Conservative activists oppose Snyder's re-election

A group of tea party and conservative activists said Tuesday that they would oppose Republican Gov. Rick Snyder's expected re-election bid because he has pushed to expand Medicaid coverage to nearly a half-million adults in Michigan.
AP Wire
Jun 12, 2013

 

"It is with careful consideration that we decide on a course of action that is, in our view, politically problematic, but nonetheless a forthright answer to a governor who will not listen to his base: Conservatives should not help this governor get re-elected," Jen Kuznicki, Presque Isle Republican Party chairwoman, wrote in an open letter signed by 32 other people, including some of Michigan's better-known tea party leaders.

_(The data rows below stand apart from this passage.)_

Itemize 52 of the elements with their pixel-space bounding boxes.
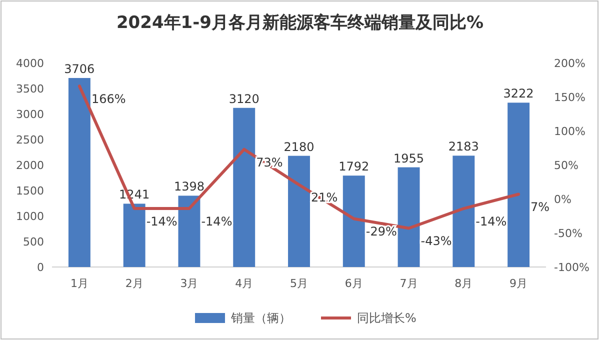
x-tick-label: 5月 — [290, 277, 308, 290]
y-tick-label: 4000 — [16, 57, 44, 70]
data-label: -14% — [476, 214, 507, 229]
data-label: -29% — [366, 224, 397, 239]
y2-tick-label: 200% — [554, 57, 586, 70]
data-label: 3706 — [64, 62, 95, 76]
x-tick-label: 7月 — [400, 277, 418, 290]
data-label: 1398 — [174, 180, 204, 194]
x-tick-label: 1月 — [70, 277, 88, 290]
data-label: -43% — [420, 234, 452, 248]
data-label: 166% — [91, 92, 126, 106]
bar — [342, 176, 365, 267]
y-tick-label: 500 — [23, 236, 44, 248]
bar — [452, 156, 475, 267]
y-tick-label: 0 — [37, 261, 44, 274]
bar — [123, 204, 146, 267]
y2-tick-label: 0% — [554, 193, 572, 206]
data-label: -14% — [201, 214, 232, 229]
x-tick-label: 6月 — [344, 277, 363, 290]
bar — [288, 156, 310, 267]
x-tick-label: 4月 — [235, 277, 254, 290]
y-tick-label: 2000 — [16, 159, 44, 172]
data-label: 3222 — [503, 86, 534, 101]
chart-title: 2024年1-9月各月新能源客车终端销量及同比% — [116, 13, 484, 33]
y2-tick-label: -100% — [554, 261, 590, 274]
y-tick-label: 3500 — [16, 82, 44, 96]
bar — [233, 108, 256, 267]
bar — [178, 196, 200, 267]
data-label: 2180 — [284, 140, 314, 154]
bar — [508, 102, 530, 267]
y2-tick-label: 50% — [554, 159, 578, 172]
x-tick-label: 8月 — [454, 277, 473, 290]
bar — [68, 78, 90, 267]
data-label: 2183 — [448, 140, 479, 154]
bar — [398, 167, 420, 267]
x-tick-label: 3月 — [180, 277, 198, 290]
x-tick-label: 2月 — [125, 277, 144, 290]
y2-tick-label: 150% — [554, 91, 586, 104]
legend-label: 同比增长% — [357, 311, 416, 325]
y-tick-label: 3000 — [16, 108, 44, 121]
y2-tick-label: 100% — [554, 125, 586, 138]
y-tick-label: 1500 — [16, 184, 44, 198]
data-label: 7% — [530, 200, 550, 214]
data-label: 1955 — [394, 151, 424, 166]
y-tick-label: 2500 — [16, 134, 44, 146]
y-tick-label: 1000 — [16, 210, 44, 223]
data-label: 3120 — [228, 92, 260, 106]
y2-tick-label: -50% — [554, 227, 582, 240]
data-label: 1792 — [338, 160, 370, 174]
legend-label: 销量（辆） — [230, 311, 291, 325]
data-label: -14% — [146, 214, 178, 229]
x-tick-label: 9月 — [510, 277, 528, 290]
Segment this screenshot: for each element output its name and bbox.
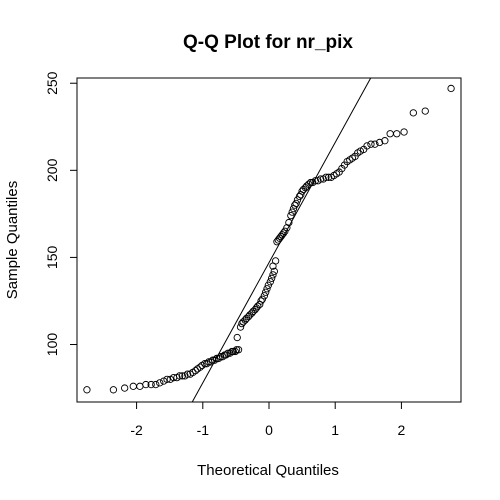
data-point — [288, 208, 296, 216]
data-point — [311, 177, 319, 185]
data-point — [109, 386, 118, 394]
data-point — [400, 128, 408, 136]
data-point — [307, 178, 315, 187]
data-point — [447, 84, 455, 93]
data-point — [234, 346, 243, 354]
data-point — [215, 354, 223, 363]
data-point — [83, 386, 91, 394]
data-point — [281, 227, 289, 235]
data-point — [266, 278, 274, 286]
x-tick-label: 1 — [331, 422, 339, 438]
data-point — [207, 358, 215, 366]
data-point — [393, 130, 401, 138]
data-point — [224, 349, 232, 357]
data-point — [409, 109, 417, 117]
y-tick-label: 100 — [44, 333, 60, 357]
data-point — [163, 375, 171, 384]
y-axis-label: Sample Quantiles — [4, 181, 21, 299]
data-point — [211, 356, 219, 364]
data-point — [367, 140, 375, 148]
x-tick-label: 0 — [265, 422, 273, 438]
plot-frame — [76, 77, 462, 403]
data-point — [269, 271, 277, 279]
data-point — [285, 218, 293, 227]
data-point — [142, 380, 150, 389]
data-point — [196, 363, 204, 371]
data-point — [222, 351, 230, 359]
y-tick-label: 200 — [44, 158, 60, 182]
data-point — [283, 224, 291, 232]
data-point — [263, 285, 271, 293]
data-point — [292, 199, 300, 208]
x-axis-label: Theoretical Quantiles — [197, 462, 339, 479]
chart-title: Q-Q Plot for nr_pix — [183, 32, 353, 53]
data-point — [386, 130, 394, 138]
data-point — [258, 295, 267, 303]
data-point — [264, 281, 272, 289]
data-point — [375, 138, 384, 147]
data-point — [293, 196, 302, 204]
data-point — [233, 333, 241, 342]
data-point — [156, 379, 164, 387]
data-point — [305, 180, 313, 188]
data-point — [316, 175, 325, 183]
data-point — [322, 173, 330, 181]
data-point — [175, 372, 184, 380]
x-tick-label: -2 — [130, 422, 143, 438]
data-point — [152, 380, 160, 389]
data-point — [191, 366, 200, 375]
data-point — [270, 267, 278, 276]
data-point — [421, 107, 429, 115]
data-point — [271, 257, 280, 265]
data-point — [279, 229, 288, 237]
data-point — [287, 211, 295, 220]
data-point — [267, 274, 276, 282]
data-point — [371, 140, 379, 148]
data-point — [254, 302, 262, 310]
data-point — [136, 382, 144, 390]
data-point — [147, 380, 155, 389]
data-point — [260, 292, 269, 300]
y-tick-label: 150 — [44, 246, 60, 270]
data-point — [257, 297, 265, 305]
x-tick-label: 2 — [398, 422, 406, 438]
data-point — [363, 142, 371, 150]
data-point — [203, 360, 211, 368]
x-axis: -2 -1 0 1 2 — [130, 401, 406, 438]
data-point — [262, 288, 270, 296]
data-point — [232, 346, 241, 354]
data-points — [83, 84, 455, 394]
y-axis: 100 150 200 250 — [44, 71, 78, 357]
data-point — [324, 173, 333, 181]
x-tick-label: -1 — [197, 422, 210, 438]
data-point — [121, 384, 129, 392]
data-point — [183, 370, 192, 378]
data-point — [129, 382, 137, 390]
data-point — [178, 372, 186, 380]
y-tick-label: 250 — [44, 71, 60, 95]
data-point — [217, 353, 225, 361]
data-point — [381, 137, 389, 145]
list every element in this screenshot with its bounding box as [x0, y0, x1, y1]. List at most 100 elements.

The advocates said the final straw was Snyder asking U.S. Health and Human Services Secretary Kathleen Sebelius to visit Michigan to discuss Medicaid expansion legislation. Snyder and the Republican leaders of the House and Senate sent a letter to Sebelius May 29 requesting that she meet with them.

Snyder is one of nine GOP governors to support or accept expanding Medicaid to adults making up to 133 percent of the poverty level — $15,300 a year for an individual — a major component of the federal health care law taking effect Jan. 1. The plan would provide coverage to 470,000 Michigan adults by 2021 if the state accepts.

A revised bill that could be voted on Wednesday in a GOP-controlled House committee would make 320,000 more adults eligible for government-funded health insurance in 2014, but it would require a waiver from the federal government for the state to receive federal funds for it. While Republican lawmakers blocked Snyder's plan to expand Medicaid as part of the next state budget, some are willing to support an expansion if low-income adults pay for some of their out-of-pocket costs, are incentivized to be healthier and if savings make up for potential extra costs to the state.

Snyder, who has not yet announced his 2014 re-election bid, did not back down from his stance Tuesday despite the tea party resistance.

"As an (accountant), Gov. Snyder knows there's a strong case that this Medicaid component is the financially responsible and smart thing to do while also being the right thing to do, both short- and long-term for Michiganders and our state's economy and health status," spokeswoman Sara Wurfel said. "What's being proposed is a unique Michigan-centric plan that protects our state's taxpayers and small businesses while ensuring coverage for our vulnerable citizens."

She said the governor has demonstrated consistently that he does not shy away from tough issues and "focuses on solving problems, not politics or polls."

"Whether the governor is described as a 'quirky' Republican, a 'liberal' Republican or a 'moderate' Republican, he should at least respect the will of the people in his own state, the platform and people in his own party," activists wrote in the letter.

In 2010, Snyder — a political novice at the time — watched as his four primary opponents attacked each other and split the party's conservative voters. He was able to draw on enough moderate Republicans, independents and even Democrats to win the GOP nomination and coast to victory over Democrat Virg Bernero in November.

It is unknown if a Republican will challenge Snyder in 2014. Many Democrats have coalesced behind former U.S. Rep. Mark Schauer of Battle Creek as their gubernatorial candidate.